Motorways, pubs and nannies

A new pub has opened in Beaconsfield, Buckinghamshire. That's news in itself, given that around 1200 pubs closed down last year, thanks (or no thanks) to the weight of retail and employment regulation that makes pubs so darn expensive to run.

But the Hope & Champion is of doubt interest, because it is in the Extra Motorway Service Area at Junction 2 of the M40. So the people who go there are almost certain to get there by car. So naturally there have been plenty of critics complaining that this initiative sends out all the wrong signals about drinking and driving.

Well, pubs in the UK are licensed, precisely because we know the potential problems that can go with alcohol consumption. But the fact is that the local police did not object to the licence, nor did the local authority. And the local paper is giving the new pub splash coverage. So local people don't think there's a problem here.
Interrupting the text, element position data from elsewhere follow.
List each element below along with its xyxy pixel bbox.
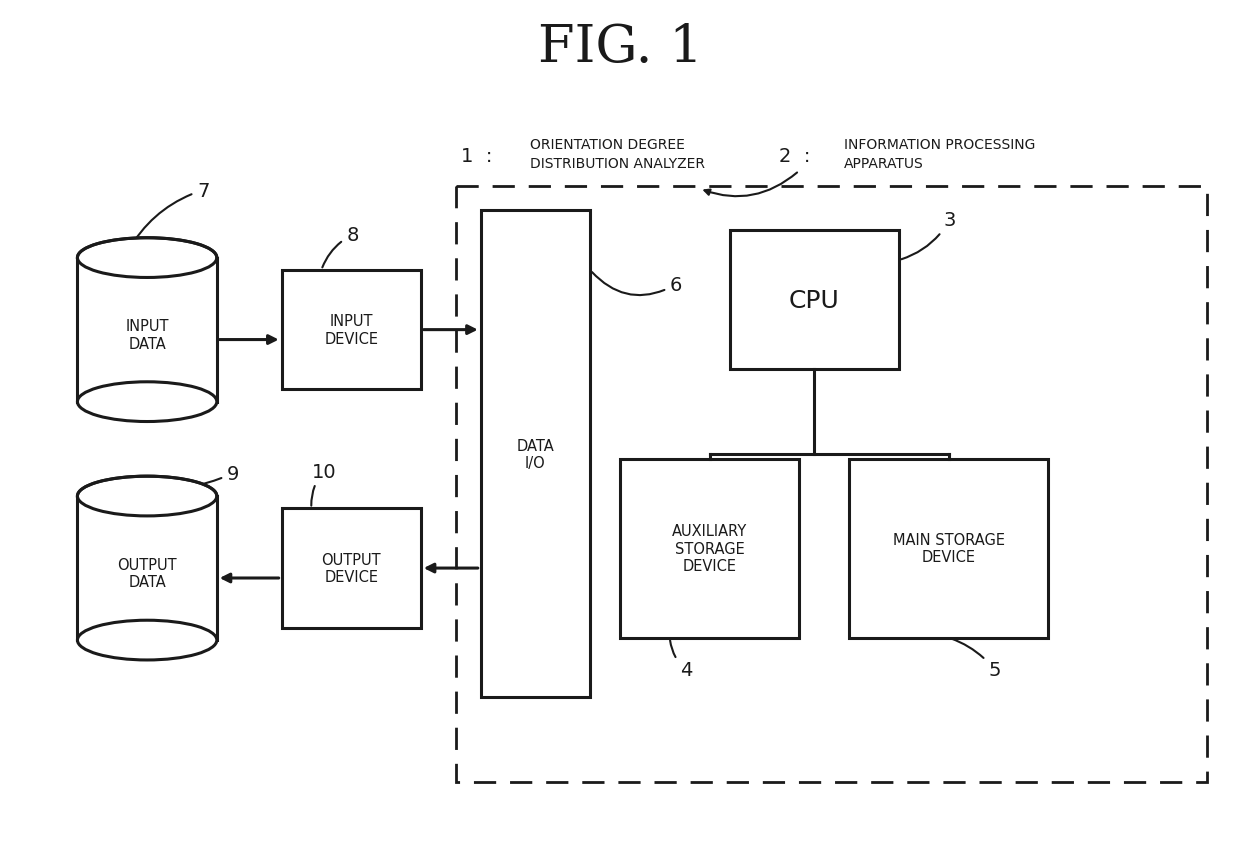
FancyBboxPatch shape: [729, 231, 899, 370]
FancyBboxPatch shape: [77, 258, 217, 402]
Text: ORIENTATION DEGREE: ORIENTATION DEGREE: [531, 138, 686, 152]
Text: INFORMATION PROCESSING: INFORMATION PROCESSING: [844, 138, 1035, 152]
Text: INPUT
DEVICE: INPUT DEVICE: [324, 314, 378, 347]
Text: 7: 7: [129, 181, 210, 251]
Text: CPU: CPU: [789, 289, 839, 313]
Text: DISTRIBUTION ANALYZER: DISTRIBUTION ANALYZER: [531, 157, 706, 170]
Ellipse shape: [77, 476, 217, 516]
FancyBboxPatch shape: [481, 211, 590, 698]
Text: 2  :: 2 :: [779, 147, 811, 166]
FancyBboxPatch shape: [77, 497, 217, 641]
Text: OUTPUT
DATA: OUTPUT DATA: [118, 557, 177, 590]
Text: DATA
I/O: DATA I/O: [517, 438, 554, 470]
Text: INPUT
DATA: INPUT DATA: [125, 319, 169, 351]
Text: 4: 4: [670, 641, 692, 680]
Text: 10: 10: [311, 462, 336, 506]
Text: APPARATUS: APPARATUS: [844, 157, 924, 170]
Text: 9: 9: [160, 464, 239, 492]
Text: OUTPUT
DEVICE: OUTPUT DEVICE: [321, 552, 381, 584]
Ellipse shape: [77, 239, 217, 278]
FancyBboxPatch shape: [281, 509, 420, 628]
Text: AUXILIARY
STORAGE
DEVICE: AUXILIARY STORAGE DEVICE: [672, 524, 748, 573]
FancyBboxPatch shape: [620, 459, 800, 638]
Ellipse shape: [77, 620, 217, 660]
Text: 5: 5: [951, 639, 1001, 680]
Text: 8: 8: [322, 226, 358, 268]
Text: 6: 6: [591, 273, 682, 296]
FancyBboxPatch shape: [281, 271, 420, 389]
Text: 1  :: 1 :: [461, 147, 492, 166]
Text: 3: 3: [901, 211, 956, 260]
FancyBboxPatch shape: [849, 459, 1048, 638]
Text: FIG. 1: FIG. 1: [538, 22, 702, 73]
Ellipse shape: [77, 383, 217, 422]
Text: MAIN STORAGE
DEVICE: MAIN STORAGE DEVICE: [893, 532, 1004, 565]
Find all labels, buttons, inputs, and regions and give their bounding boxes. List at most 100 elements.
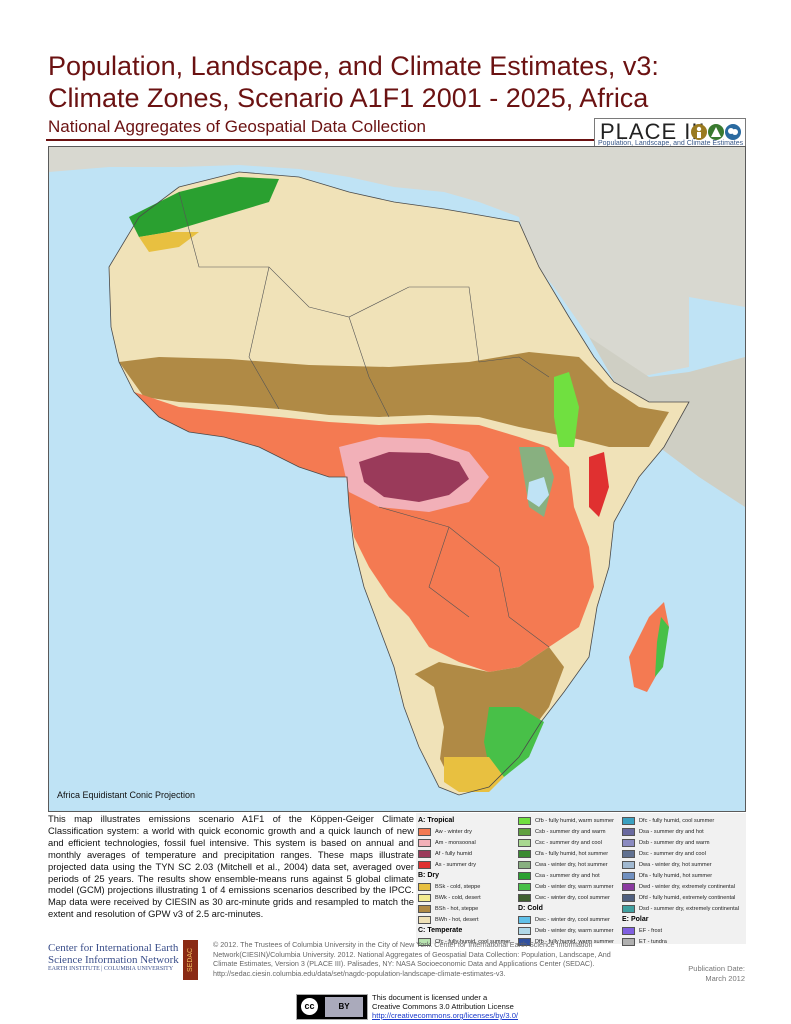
legend-swatch	[418, 827, 431, 836]
citation-text: © 2012. The Trustees of Columbia Univers…	[213, 940, 611, 978]
title-divider	[46, 139, 746, 141]
legend-entry: Dsa - summer dry and hot	[622, 826, 739, 837]
legend-entry: Aw - winter dry	[418, 826, 510, 837]
legend-swatch	[418, 838, 431, 847]
legend-swatch	[518, 860, 531, 869]
legend-swatch	[418, 849, 431, 858]
sedac-logo: SEDAC	[183, 940, 198, 980]
legend-entry: As - summer dry	[418, 859, 510, 870]
legend-column-2: Cfb - fully humid, warm summer Csb - summ…	[518, 815, 614, 947]
legend-swatch	[518, 871, 531, 880]
legend-swatch	[518, 827, 531, 836]
legend-label: Dsc - summer dry and cool	[639, 850, 706, 857]
legend-entry: Dfb - fully humid, warm summer	[518, 936, 614, 947]
ciesin-logo: Center for International Earth Science I…	[48, 942, 179, 982]
legend-entry: Dwd - winter dry, extremely continental	[622, 881, 739, 892]
legend-swatch	[622, 827, 635, 836]
legend-entry: BWk - cold, desert	[418, 892, 510, 903]
license-line-1: This document is licensed under a	[372, 993, 488, 1002]
legend-label: BWh - hot, desert	[435, 916, 479, 923]
legend-label: Dfd - fully humid, extremely continental	[639, 894, 736, 901]
climate-map: Africa Equidistant Conic Projection	[48, 146, 746, 812]
legend-entry: Cfb - fully humid, warm summer	[518, 815, 614, 826]
legend-label: Cfa - fully humid, hot summer	[535, 850, 609, 857]
legend-swatch	[622, 860, 635, 869]
map-description: This map illustrates emissions scenario …	[48, 813, 414, 920]
legend-label: Dwd - winter dry, extremely continental	[639, 883, 735, 890]
license-link[interactable]: http://creativecommons.org/licenses/by/3…	[372, 1011, 519, 1020]
ciesin-affiliation: EARTH INSTITUTE | COLUMBIA UNIVERSITY	[48, 966, 174, 972]
legend-group-heading: C: Temperate	[418, 927, 463, 934]
collection-subtitle: National Aggregates of Geospatial Data C…	[48, 117, 427, 136]
legend-label: Dwb - winter dry, warm summer	[535, 927, 614, 934]
legend-swatch	[518, 816, 531, 825]
legend-group-heading: A: Tropical	[418, 817, 455, 824]
legend-swatch	[622, 838, 635, 847]
legend-swatch	[518, 915, 531, 924]
legend-label: ET - tundra	[639, 938, 667, 945]
legend-entry: BSh - hot, steppe	[418, 903, 510, 914]
legend-entry: Csa - summer dry and hot	[518, 870, 614, 881]
logo-wordmark: PLACE III	[600, 119, 706, 144]
legend-label: BSh - hot, steppe	[435, 905, 479, 912]
legend-entry: BSk - cold, steppe	[418, 881, 510, 892]
legend-group-heading: E: Polar	[622, 916, 649, 923]
publication-date-label: Publication Date:	[688, 964, 745, 973]
legend-entry: Af - fully humid	[418, 848, 510, 859]
legend-entry: BWh - hot, desert	[418, 914, 510, 925]
legend-swatch	[622, 871, 635, 880]
cc-icon: cc	[299, 996, 320, 1017]
legend-label: Aw - winter dry	[435, 828, 472, 835]
legend-label: Dfc - fully humid, cool summer	[639, 817, 715, 824]
legend-group-heading: B: Dry	[418, 872, 440, 879]
legend-swatch	[622, 849, 635, 858]
license-notice: This document is licensed under a Creati…	[372, 993, 518, 1020]
legend-swatch	[622, 937, 635, 946]
legend-label: As - summer dry	[435, 861, 477, 868]
legend-entry: Dsc - summer dry and cool	[622, 848, 739, 859]
legend-swatch	[622, 893, 635, 902]
legend-label: Dwc - winter dry, cool summer	[535, 916, 610, 923]
legend-label: Dfb - fully humid, warm summer	[535, 938, 614, 945]
legend-entry: Cfa - fully humid, hot summer	[518, 848, 614, 859]
legend-column-1: A: Tropical Aw - winter dry Am - monsoonal…	[418, 815, 510, 947]
legend-swatch	[418, 860, 431, 869]
publication-date-value: March 2012	[705, 974, 745, 983]
legend-label: Cfb - fully humid, warm summer	[535, 817, 614, 824]
legend-group-heading: D: Cold	[518, 905, 543, 912]
logo-tagline: Population, Landscape, and Climate Estim…	[598, 140, 744, 147]
legend-entry: Csc - summer dry and cool	[518, 837, 614, 848]
legend-label: Cwa - winter dry, hot summer	[535, 861, 608, 868]
legend-label: Cwb - winter dry, warm summer	[535, 883, 614, 890]
legend-swatch	[418, 882, 431, 891]
legend-swatch	[518, 838, 531, 847]
legend-label: Cfc - fully humid, cool summer	[435, 938, 511, 945]
legend-swatch	[418, 915, 431, 924]
legend-entry: ET - tundra	[622, 936, 739, 947]
creative-commons-badge: cc BY	[296, 994, 368, 1020]
legend-entry: Dwc - winter dry, cool summer	[518, 914, 614, 925]
license-line-2: Creative Commons 3.0 Attribution License	[372, 1002, 514, 1011]
map-title: Population, Landscape, and Climate Estim…	[48, 50, 659, 114]
africa-map-graphic	[49, 147, 745, 811]
legend-label: Dsd - summer dry, extremely continental	[639, 905, 739, 912]
legend-swatch	[518, 937, 531, 946]
legend-swatch	[518, 882, 531, 891]
legend-entry: Cfc - fully humid, cool summer	[418, 936, 510, 947]
legend-swatch	[518, 926, 531, 935]
legend-label: BSk - cold, steppe	[435, 883, 481, 890]
legend-entry: Cwc - winter dry, cool summer	[518, 892, 614, 903]
legend-entry: Am - monsoonal	[418, 837, 510, 848]
legend-entry: Dwa - winter dry, hot summer	[622, 859, 739, 870]
legend-entry: Dwb - winter dry, warm summer	[518, 925, 614, 936]
legend-swatch	[518, 893, 531, 902]
legend-entry: EF - frost	[622, 925, 739, 936]
legend-entry: Cwb - winter dry, warm summer	[518, 881, 614, 892]
legend-label: Csa - summer dry and hot	[535, 872, 600, 879]
cc-by-icon: BY	[325, 997, 363, 1017]
legend-swatch	[518, 849, 531, 858]
legend-swatch	[622, 904, 635, 913]
legend-column-3: Dfc - fully humid, cool summer Dsa - summ…	[622, 815, 739, 947]
ciesin-name-line-2: Science Information Network	[48, 954, 179, 966]
legend-label: Dsb - summer dry and warm	[639, 839, 710, 846]
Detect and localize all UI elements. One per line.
The real problem is the message that the critics send out, yet again – that the political class in Britain thinks the adult population of their country are completely incapable of making their own choices, and that their lives have to be micro-managed for them. This pub, like most others these days, is basically a restaurant that also serves alcohol. It opens at four in the morning and starts selling alcohol at nine - though apart from one stalwart getting stuck into a pint for the cameras, most people there this morning were getting stuck into nothing more life-threatening than a Full English Breakfast. And if a group of people want to stop off the M40 for lunch or dinner, why should the passengers be denied the pleasure of a small sherry just so that drivers are 'kept away from temptation'?

Weatherspoons, the pub owners, are a responsible chain. Their menus carry Drink Aware slogans and information. Their staff do not serve people who have already had enough. People know that there are legal limits on drinking and driving - and they know that even drinking below the legal limit can slow down your reactions. So most drivers who visit the pub, alone or with a group, would probably not have alcohol anyway, and their passengers would probably not want them to.

So as the police and local authority figure, there's no problem. The only problem is all those people who deem it their business to treat us like children.